Amerykański wywiad: ataki nie zniszczyły irańskiego programu nuklearnego
Tajny, wstępny raport wywiadu USA stwierdził, że amerykańskie ataki na Iran opóźniły jego program nuklearny jedynie o kilka miesięcy — a nie go zniszczyły, jak twierdził prezydent Donald Trump.

We wtorek amerykańskie media, powołując się na osoby zaznajomione z ustaleniami Agencji Wywiadu Obronnego (DIA), poinformowały, że weekendowe uderzenia nie wyeliminowały w pełni irańskich wirówek ani zapasów wzbogaconego uranu.
Zgodnie z raportem, ataki zablokowały wejścia do niektórych obiektów, ale nie zniszczyły podziemnych instalacji.
Rzeczniczka Białego Domu, Karline Leavitt, potwierdziła autentyczność oceny, ale określiła ją jako „z gruntu fałszywą” i dodała, że miała klauzulę „ściśle tajne”, a mimo to została ujawniona.
„Ujawnienie tego rzekomego raportu to wyraźna próba zdyskredytowania prezydenta Trumpa i podważenia działań odważnych pilotów myśliwskich, którzy przeprowadzili perfekcyjną misję mającą na celu unicestwienie irańskiego programu nuklearnego” — napisała Leavitt na platformie X.

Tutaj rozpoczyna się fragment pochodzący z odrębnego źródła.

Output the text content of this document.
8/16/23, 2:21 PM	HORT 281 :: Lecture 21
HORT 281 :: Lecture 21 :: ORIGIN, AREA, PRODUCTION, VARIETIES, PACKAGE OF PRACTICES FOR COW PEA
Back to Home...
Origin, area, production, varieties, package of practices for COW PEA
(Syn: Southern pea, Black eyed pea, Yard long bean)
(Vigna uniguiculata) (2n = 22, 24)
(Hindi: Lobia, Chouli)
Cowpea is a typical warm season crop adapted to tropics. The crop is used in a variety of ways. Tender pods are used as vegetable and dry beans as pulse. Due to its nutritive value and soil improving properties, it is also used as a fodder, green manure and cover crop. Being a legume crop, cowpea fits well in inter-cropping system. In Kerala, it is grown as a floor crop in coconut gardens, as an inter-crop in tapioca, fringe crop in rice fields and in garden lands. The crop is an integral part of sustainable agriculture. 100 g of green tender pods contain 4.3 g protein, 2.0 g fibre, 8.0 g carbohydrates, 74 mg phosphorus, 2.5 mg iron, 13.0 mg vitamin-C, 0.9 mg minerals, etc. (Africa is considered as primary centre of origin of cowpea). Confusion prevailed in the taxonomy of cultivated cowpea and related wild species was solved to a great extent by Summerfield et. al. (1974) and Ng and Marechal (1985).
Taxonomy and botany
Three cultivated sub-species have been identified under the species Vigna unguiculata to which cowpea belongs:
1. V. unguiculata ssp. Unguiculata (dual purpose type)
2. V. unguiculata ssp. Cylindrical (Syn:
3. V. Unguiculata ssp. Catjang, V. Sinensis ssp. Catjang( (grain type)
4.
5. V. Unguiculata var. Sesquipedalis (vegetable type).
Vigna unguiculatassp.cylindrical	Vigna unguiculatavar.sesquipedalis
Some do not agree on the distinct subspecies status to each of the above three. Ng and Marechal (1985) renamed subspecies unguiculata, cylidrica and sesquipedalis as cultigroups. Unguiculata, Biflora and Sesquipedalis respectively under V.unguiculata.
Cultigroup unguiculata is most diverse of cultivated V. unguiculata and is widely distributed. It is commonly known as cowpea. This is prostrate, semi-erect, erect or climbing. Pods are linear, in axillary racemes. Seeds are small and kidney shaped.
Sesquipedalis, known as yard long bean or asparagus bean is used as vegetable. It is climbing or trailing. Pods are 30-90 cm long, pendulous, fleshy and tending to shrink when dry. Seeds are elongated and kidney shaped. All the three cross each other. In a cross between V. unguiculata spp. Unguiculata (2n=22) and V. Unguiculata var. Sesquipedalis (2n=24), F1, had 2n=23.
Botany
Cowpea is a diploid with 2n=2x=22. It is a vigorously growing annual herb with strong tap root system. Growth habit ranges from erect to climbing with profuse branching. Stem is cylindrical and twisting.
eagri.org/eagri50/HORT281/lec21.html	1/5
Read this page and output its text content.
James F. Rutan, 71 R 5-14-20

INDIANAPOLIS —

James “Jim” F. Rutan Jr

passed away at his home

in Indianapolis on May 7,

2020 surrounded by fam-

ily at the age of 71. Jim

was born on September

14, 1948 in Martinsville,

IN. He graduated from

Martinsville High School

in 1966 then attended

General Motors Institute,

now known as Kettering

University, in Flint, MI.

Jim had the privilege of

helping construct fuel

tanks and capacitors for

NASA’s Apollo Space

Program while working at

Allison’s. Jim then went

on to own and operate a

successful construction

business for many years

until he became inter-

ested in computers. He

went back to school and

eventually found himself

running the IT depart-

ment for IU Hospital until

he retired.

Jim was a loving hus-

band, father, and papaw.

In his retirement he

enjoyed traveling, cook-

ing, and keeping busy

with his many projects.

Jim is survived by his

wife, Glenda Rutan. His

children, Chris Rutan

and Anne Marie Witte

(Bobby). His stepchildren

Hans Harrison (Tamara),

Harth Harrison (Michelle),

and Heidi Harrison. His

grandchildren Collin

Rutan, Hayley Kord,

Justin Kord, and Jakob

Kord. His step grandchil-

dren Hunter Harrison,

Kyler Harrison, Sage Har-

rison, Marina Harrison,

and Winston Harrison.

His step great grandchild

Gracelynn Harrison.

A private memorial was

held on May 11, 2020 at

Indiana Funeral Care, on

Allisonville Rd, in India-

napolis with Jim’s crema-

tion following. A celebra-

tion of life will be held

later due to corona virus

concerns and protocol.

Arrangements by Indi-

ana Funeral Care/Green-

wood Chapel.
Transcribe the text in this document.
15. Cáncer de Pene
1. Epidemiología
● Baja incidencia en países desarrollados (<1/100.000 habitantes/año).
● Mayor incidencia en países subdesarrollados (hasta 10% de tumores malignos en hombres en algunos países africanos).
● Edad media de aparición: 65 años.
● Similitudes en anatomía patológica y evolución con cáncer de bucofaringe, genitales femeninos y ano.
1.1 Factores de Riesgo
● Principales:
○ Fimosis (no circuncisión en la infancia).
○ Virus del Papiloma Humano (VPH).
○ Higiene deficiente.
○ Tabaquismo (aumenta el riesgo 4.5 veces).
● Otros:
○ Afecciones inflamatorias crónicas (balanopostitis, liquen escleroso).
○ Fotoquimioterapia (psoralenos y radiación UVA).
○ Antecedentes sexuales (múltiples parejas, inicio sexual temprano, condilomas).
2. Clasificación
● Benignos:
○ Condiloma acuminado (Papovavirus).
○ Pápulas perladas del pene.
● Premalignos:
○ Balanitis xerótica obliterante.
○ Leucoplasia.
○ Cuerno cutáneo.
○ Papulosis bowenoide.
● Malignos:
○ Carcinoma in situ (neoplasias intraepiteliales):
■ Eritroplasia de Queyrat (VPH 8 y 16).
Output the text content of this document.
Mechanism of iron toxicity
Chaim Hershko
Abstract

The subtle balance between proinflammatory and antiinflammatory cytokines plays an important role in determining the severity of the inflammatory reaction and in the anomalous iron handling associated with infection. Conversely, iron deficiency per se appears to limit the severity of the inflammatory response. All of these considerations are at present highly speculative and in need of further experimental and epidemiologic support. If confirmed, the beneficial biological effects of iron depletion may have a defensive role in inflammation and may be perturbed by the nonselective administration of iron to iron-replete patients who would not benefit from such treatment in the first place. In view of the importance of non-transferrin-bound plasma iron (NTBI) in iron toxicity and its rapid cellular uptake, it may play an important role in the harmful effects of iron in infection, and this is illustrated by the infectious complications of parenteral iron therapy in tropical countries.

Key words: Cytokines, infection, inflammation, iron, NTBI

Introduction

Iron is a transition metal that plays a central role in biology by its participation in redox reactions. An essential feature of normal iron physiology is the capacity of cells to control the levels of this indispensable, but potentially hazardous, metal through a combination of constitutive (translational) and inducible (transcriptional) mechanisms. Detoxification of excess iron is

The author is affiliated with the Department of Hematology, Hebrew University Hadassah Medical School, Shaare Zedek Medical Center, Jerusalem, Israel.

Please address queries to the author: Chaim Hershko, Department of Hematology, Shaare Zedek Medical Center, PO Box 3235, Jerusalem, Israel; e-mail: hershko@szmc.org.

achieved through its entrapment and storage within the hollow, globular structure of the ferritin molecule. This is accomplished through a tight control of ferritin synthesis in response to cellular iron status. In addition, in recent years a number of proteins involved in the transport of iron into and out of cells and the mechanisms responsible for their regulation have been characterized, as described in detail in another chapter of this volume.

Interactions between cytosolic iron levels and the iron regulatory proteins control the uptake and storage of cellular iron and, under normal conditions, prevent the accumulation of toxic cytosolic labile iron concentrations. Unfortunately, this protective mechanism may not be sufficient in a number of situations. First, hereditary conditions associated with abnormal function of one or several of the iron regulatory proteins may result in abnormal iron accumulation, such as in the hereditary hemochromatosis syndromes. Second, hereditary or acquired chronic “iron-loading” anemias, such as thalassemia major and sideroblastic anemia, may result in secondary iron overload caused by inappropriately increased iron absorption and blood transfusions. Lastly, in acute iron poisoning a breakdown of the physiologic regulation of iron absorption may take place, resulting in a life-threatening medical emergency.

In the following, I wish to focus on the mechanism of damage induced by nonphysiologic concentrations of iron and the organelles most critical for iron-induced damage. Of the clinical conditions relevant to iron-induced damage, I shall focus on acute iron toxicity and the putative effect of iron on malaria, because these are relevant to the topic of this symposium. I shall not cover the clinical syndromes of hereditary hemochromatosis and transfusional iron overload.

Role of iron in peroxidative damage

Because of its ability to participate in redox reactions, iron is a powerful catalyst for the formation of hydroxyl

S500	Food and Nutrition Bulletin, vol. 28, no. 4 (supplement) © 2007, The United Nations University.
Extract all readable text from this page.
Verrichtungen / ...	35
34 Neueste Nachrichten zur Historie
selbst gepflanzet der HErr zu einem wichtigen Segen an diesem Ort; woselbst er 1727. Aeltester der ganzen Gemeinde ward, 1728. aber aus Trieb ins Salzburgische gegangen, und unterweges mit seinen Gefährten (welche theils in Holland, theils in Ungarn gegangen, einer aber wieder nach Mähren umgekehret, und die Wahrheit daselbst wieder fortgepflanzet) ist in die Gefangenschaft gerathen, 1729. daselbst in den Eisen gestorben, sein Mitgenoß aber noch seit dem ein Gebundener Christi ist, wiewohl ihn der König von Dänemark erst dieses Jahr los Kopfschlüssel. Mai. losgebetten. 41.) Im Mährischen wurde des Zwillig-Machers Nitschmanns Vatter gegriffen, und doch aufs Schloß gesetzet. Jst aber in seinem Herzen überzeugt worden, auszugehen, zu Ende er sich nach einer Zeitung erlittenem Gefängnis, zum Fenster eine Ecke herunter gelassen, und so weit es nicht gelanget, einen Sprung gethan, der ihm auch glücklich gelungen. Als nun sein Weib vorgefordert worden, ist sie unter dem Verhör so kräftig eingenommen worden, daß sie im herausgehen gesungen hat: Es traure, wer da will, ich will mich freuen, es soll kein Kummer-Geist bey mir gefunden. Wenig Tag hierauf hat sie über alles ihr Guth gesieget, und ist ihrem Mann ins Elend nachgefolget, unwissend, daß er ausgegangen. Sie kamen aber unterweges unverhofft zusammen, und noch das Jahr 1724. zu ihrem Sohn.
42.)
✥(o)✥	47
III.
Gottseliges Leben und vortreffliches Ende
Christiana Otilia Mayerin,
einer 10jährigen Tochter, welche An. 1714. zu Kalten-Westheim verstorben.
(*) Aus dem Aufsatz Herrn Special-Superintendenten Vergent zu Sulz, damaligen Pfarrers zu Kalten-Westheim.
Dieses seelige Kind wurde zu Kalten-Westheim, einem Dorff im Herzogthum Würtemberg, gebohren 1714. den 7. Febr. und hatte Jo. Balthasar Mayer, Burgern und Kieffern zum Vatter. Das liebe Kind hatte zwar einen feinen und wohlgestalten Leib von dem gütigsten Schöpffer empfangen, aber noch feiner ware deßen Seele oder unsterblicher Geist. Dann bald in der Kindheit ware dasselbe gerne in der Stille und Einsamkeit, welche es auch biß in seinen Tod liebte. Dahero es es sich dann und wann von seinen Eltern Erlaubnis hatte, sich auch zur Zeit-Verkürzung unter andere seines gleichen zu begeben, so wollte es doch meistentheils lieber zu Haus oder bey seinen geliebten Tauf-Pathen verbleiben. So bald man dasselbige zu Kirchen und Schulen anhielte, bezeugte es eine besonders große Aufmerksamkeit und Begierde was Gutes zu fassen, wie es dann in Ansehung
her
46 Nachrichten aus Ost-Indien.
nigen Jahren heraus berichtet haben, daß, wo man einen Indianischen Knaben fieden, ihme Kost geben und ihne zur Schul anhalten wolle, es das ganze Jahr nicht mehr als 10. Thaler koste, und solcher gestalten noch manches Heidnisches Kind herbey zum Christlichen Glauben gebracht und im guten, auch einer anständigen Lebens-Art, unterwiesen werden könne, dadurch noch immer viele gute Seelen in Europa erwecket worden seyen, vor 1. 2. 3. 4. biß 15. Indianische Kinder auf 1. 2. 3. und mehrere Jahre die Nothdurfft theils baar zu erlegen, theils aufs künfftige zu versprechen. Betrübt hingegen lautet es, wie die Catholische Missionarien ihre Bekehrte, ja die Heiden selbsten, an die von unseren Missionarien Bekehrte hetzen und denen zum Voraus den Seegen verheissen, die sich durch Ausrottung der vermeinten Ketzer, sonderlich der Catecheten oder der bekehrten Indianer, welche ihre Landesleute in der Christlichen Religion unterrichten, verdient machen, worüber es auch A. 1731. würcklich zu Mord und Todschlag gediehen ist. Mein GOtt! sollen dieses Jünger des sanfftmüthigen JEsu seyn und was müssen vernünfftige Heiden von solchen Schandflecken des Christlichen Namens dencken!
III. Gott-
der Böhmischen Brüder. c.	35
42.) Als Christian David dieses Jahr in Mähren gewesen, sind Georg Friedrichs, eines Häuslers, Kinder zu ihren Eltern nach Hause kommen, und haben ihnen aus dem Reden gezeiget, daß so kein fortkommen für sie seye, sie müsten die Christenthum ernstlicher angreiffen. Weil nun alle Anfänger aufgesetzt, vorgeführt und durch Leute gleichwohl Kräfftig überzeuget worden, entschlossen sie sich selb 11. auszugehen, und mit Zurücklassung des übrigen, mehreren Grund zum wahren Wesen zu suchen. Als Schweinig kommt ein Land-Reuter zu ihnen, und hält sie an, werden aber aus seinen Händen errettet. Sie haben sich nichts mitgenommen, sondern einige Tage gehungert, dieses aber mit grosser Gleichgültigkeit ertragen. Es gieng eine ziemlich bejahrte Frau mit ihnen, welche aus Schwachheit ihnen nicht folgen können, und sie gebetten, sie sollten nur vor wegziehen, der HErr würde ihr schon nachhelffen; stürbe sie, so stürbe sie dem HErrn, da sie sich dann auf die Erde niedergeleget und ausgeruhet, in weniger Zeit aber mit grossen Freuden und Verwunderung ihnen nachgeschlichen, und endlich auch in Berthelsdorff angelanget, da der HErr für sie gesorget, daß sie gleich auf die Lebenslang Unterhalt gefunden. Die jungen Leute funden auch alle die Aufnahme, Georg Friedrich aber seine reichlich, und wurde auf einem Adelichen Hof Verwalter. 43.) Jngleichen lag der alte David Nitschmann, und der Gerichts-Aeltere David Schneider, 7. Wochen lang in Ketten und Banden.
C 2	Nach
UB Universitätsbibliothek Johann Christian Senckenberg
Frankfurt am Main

„Wszyscy wiedzą, co się dzieje, gdy zrzucisz czternaście bomb ważących 30 000 funtów idealnie na cel: całkowite unicestwienie” — dodała.
W weekend amerykańskie bombowce B-2 uderzyły w dwa irańskie obiekty nuklearne przy użyciu masywnych bomb penetrujących GBU-57, podczas gdy okręt podwodny z pociskami kierowanymi zaatakował trzeci cel za pomocą rakiet manewrujących Tomahawk.
Trump określił ataki jako „spektakularny sukces militarny” i stwierdził, że „unicestwiły” obiekty nuklearne, natomiast sekretarz obrony Pete Hegseth powiedział, że siły USA „zdziesiątkowały irański program nuklearny”.
Generał Dan Caine, najwyższy rangą oficer amerykański, przyjął ostrożniejszy ton, mówiąc, że ataki spowodowały „skrajnie poważne zniszczenia” w irańskich instalacjach.
We wtorek irański rząd oświadczył, że „podjął niezbędne kroki”, aby zapewnić kontynuację programu nuklearnego.
„Plany ponownego uruchomienia [obiektów] zostały przygotowane wcześniej, a naszą strategią jest zapewnienie, że produkcja i usługi nie zostaną przerwane” — powiedział szef Irańskiej Organizacji Energii Atomowej, Mohammad Eslami, w oświadczeniu wyemitowanym w państwowej telewizji.
Doradca najwyższego przywódcy Iranu, ajatollaha Alego Chameneiego, powiedział tymczasem, że kraj nadal posiada zapasy wzbogaconego uranu i że „gra się jeszcze nie skończyła”.
Izrael rozpoczął bezprecedensową kampanię lotniczą 13 czerwca, wymierzoną w irańskie obiekty nuklearne, naukowców oraz najwyższe dowództwo wojskowe, chcąc poważnie opóźnić irańskie wysiłki nuklearne.
Trump przez tygodnie próbował wynegocjować nową umowę nuklearną z Teheranem, po tym jak zerwał poprzednie porozumienie w 2018 roku, lecz ostatecznie zdecydował się na rozwiązanie militarne.
Operacja USA była zakrojona na szeroką skalę — według generała Caine’a, zaangażowano ponad 125 samolotów amerykańskich, w tym bombowce stealth, myśliwce, tankowce powietrzne, okręt podwodny z rakietami oraz jednostki wywiadowcze i rozpoznawcze.